アルコール(エタノール)ってどんなもの?
アルコール(エタノール)がお肌に良くないということで、「アルコールフリー」という化粧品が多くありますが、実際はどうなのでしょう。
化粧品でいうアルコールとは、エタノールのことを指します。
<エタノール>
酒の主成分で,無色,特有の芳香をもつ揮発性・可燃性液体。化学式 C2H5OH 慣用名,エチルアルコール。
工業的には,デンプン・糖蜜などをアルコール発酵させるか,エチレンから合成する。
殺菌・消毒用,医薬・溶媒,不凍液の材料,燃料などのほか,種々の化学工業用原料として用いる。
アルコール。酒精。出典:三省堂辞書
<慣用名>
酒精、アルコール、水和エチル、エチルアルコール、メチルカルビノール、NCL-CO-3134、テクソール、Ethan-1-ol、
エコ消エタ、オー消エタ、純生局エタ、純生消エタ、消エタコア、消エタサラコール、消毒用エタIP、消毒用エタノール、
消毒用エタノールFG、消毒用エタノールIPA、消毒用エタノールα、消毒用エタプロコール、消毒用エタプロコール-U、
消毒用エタライト、消毒用エタライト-B
アルコール(エタノール)といえど、これだけの慣用名があります。
お酒のように、お米やトウモロコシなどの植物を発酵させて作られるアルコールと、エチレン(石油由来の成分)と水から作られるアルコールがあります。一言でエタノールといっても、原材料がまったく違うのですね。
化粧品にエタノールを入れる理由は?
清涼感や防腐力向上目的に10%前後前後配合されています。
日焼け肌用化粧水や脂性肌、ニキビ肌の化粧水や、ヘアートニックなどに使用され、スースーしてさっぱりする使用感のために配合されています。
なぜ、スースーするのかと言うと、揮発性があり、蒸発するときに熱を奪うことで、清涼感を感じるのです。
1%以下で、成分表示の後ろの方にエタノールがあれば、それは植物エキスの溶媒*1として使用されたものとなります。
こちらはスースーした感じはありません。
*1
溶媒とは、個体・液体を溶かす物質のことをいい、工業用では溶剤と呼ばれます。
エタノールはなぜ殺菌消毒できるの?
アルコール(エタノール)の濃度は様々ですが、消毒用の濃度は70%です。
アロマセラピーで基材として使う無水エタノールやスピリタス(ポーランドのアルコール度数世界最高の酒)は濃度96~98度です。アルコール濃度が高ければ殺菌効果が高いかというと、そうではなく、水で薄めて70%くらいが一番殺菌効果があるそうです。面白いですね。

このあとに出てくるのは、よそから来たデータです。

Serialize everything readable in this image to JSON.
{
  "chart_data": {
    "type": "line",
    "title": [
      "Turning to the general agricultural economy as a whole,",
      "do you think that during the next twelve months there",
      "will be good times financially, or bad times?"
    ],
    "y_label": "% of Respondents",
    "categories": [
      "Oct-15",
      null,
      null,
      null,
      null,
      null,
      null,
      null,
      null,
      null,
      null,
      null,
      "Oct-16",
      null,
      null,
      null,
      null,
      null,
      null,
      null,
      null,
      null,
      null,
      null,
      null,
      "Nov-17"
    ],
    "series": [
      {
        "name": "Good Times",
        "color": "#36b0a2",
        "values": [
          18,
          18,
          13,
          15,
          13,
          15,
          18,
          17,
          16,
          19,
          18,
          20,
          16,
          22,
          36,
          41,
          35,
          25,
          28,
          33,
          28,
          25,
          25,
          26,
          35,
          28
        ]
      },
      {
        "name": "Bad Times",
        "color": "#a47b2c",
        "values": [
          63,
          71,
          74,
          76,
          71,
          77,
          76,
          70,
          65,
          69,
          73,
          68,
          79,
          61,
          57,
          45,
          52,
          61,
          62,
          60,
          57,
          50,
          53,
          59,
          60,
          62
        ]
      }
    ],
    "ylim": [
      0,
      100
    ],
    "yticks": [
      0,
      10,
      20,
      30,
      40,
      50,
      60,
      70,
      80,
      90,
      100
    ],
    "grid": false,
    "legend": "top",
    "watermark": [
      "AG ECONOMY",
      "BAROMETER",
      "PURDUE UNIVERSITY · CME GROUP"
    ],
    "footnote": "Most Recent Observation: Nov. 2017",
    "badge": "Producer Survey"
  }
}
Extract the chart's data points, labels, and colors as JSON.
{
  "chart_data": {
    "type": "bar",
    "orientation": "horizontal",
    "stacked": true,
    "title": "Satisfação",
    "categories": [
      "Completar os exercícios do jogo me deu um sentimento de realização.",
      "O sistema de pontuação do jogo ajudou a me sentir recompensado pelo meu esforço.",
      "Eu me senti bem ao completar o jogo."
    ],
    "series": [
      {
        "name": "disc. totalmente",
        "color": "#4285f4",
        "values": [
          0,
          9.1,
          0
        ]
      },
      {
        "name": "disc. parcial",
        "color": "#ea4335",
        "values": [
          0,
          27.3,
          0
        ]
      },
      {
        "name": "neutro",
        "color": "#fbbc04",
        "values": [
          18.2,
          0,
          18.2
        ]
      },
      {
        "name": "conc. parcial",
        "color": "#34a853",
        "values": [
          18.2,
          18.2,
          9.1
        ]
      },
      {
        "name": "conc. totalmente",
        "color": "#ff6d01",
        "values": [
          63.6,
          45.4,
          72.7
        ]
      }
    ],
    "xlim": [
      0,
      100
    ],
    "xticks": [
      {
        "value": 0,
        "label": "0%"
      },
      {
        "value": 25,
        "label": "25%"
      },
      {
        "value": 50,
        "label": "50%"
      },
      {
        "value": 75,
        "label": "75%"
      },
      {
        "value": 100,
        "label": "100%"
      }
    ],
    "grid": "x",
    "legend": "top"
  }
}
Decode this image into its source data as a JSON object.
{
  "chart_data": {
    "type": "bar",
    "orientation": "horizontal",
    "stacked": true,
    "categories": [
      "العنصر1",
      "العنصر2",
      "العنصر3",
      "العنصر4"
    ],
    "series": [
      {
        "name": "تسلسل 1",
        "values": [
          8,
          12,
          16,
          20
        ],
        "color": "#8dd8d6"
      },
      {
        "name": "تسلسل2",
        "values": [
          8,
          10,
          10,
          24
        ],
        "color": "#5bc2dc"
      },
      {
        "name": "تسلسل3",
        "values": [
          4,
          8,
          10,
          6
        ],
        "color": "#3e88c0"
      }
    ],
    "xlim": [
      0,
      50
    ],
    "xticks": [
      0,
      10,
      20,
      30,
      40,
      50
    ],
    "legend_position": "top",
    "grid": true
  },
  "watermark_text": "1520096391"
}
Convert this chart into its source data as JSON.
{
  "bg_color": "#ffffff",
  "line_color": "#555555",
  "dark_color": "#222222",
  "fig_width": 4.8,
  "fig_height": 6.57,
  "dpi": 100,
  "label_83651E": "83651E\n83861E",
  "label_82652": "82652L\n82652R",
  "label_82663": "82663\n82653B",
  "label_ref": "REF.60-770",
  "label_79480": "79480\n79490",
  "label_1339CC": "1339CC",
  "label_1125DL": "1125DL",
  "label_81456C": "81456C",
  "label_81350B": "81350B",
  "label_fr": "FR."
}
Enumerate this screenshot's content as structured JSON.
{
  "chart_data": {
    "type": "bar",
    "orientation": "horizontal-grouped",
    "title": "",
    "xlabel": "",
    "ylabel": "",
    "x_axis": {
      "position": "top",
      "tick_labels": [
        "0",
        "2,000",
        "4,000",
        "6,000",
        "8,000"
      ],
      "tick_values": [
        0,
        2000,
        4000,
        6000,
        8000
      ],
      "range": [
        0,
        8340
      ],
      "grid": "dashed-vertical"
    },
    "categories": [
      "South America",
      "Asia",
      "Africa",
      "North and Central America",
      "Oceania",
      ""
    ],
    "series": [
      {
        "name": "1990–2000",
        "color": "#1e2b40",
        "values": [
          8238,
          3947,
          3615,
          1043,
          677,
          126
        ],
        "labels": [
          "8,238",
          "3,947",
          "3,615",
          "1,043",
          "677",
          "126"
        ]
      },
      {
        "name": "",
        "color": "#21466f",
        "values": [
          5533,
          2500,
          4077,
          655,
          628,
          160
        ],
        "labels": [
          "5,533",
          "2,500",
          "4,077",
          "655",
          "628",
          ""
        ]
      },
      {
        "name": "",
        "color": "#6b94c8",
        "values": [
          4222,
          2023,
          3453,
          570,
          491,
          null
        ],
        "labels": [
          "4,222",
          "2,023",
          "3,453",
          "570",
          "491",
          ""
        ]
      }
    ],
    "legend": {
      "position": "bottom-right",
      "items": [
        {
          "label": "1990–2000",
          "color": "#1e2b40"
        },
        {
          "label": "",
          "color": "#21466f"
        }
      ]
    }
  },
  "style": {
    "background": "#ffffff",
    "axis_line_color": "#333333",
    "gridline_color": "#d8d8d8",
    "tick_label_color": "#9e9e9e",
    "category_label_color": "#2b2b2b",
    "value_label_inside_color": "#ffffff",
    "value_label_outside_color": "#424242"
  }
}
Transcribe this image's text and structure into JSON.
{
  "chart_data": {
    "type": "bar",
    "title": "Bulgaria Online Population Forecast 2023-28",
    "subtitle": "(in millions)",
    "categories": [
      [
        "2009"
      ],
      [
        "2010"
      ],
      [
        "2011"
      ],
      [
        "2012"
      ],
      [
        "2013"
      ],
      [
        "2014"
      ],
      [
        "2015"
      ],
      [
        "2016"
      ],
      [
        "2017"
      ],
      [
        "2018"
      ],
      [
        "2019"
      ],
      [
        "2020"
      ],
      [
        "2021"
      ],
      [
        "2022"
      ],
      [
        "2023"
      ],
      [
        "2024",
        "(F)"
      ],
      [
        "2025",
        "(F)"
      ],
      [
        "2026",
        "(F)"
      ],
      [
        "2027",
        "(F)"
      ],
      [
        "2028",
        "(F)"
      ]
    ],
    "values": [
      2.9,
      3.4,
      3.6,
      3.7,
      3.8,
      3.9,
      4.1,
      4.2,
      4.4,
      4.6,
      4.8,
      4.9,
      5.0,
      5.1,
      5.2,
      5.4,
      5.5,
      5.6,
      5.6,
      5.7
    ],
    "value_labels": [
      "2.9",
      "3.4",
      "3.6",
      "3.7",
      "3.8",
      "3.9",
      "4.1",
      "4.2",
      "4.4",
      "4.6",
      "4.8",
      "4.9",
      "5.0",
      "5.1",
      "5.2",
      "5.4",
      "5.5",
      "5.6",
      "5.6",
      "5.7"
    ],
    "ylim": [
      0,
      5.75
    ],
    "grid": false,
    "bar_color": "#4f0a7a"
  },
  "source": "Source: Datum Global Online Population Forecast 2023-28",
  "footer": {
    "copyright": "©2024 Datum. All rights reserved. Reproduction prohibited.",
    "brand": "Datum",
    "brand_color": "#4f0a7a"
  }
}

アルコール(エタノール)の殺菌作用のメカニズムは、以下のことがあげられます。
・細胞膜の脂質を溶かし出す。
・タンパク質の変性。タンパク質の構造を変化させて機能を失わせる。
・揮発性の高いエタノールが細胞内部に入ると揮発し、同時に細胞内部の他の液体も蒸発するため細胞内部まで乾燥させて細胞内にダメージを与える。
アルコールフリーが好まれる理由は?
上記のようなアルコール(エタノール)がもつメカニズムが、皮膚についている細菌を殺菌するということになりますが、このシステムが美容やお肌の健康にとってはマイナスになる人がいます。
また、敏感肌の人には少量のエタノールも刺激になるので注意が必要です。特に、飲酒が体質的に合わない人は気をつけなければなりません。
それらのことで、アルコール(エタノール)を使用していない、「アルコールフリー」の化粧品が好まれるようになってきたのです。
「アルコールフリー」の表記があると、低刺激で安心なのかしら?と思ってしまいますよね。
それとは裏腹に、アルコールが入っていることをアピールし、「アルコールが表面の角質を取り除いてクリアな肌にしてくれる」というようなフレーズも聞いたことがあります。この辺は、ご自分のお肌との相談になってくるのでしょう。
個人的には植物エキスを抽出するためにBGを使用、防腐のためにパラベンやフェノキシエタノールを使用するよりは、植物発酵のアルコールを使用した化粧品を使いたいですね。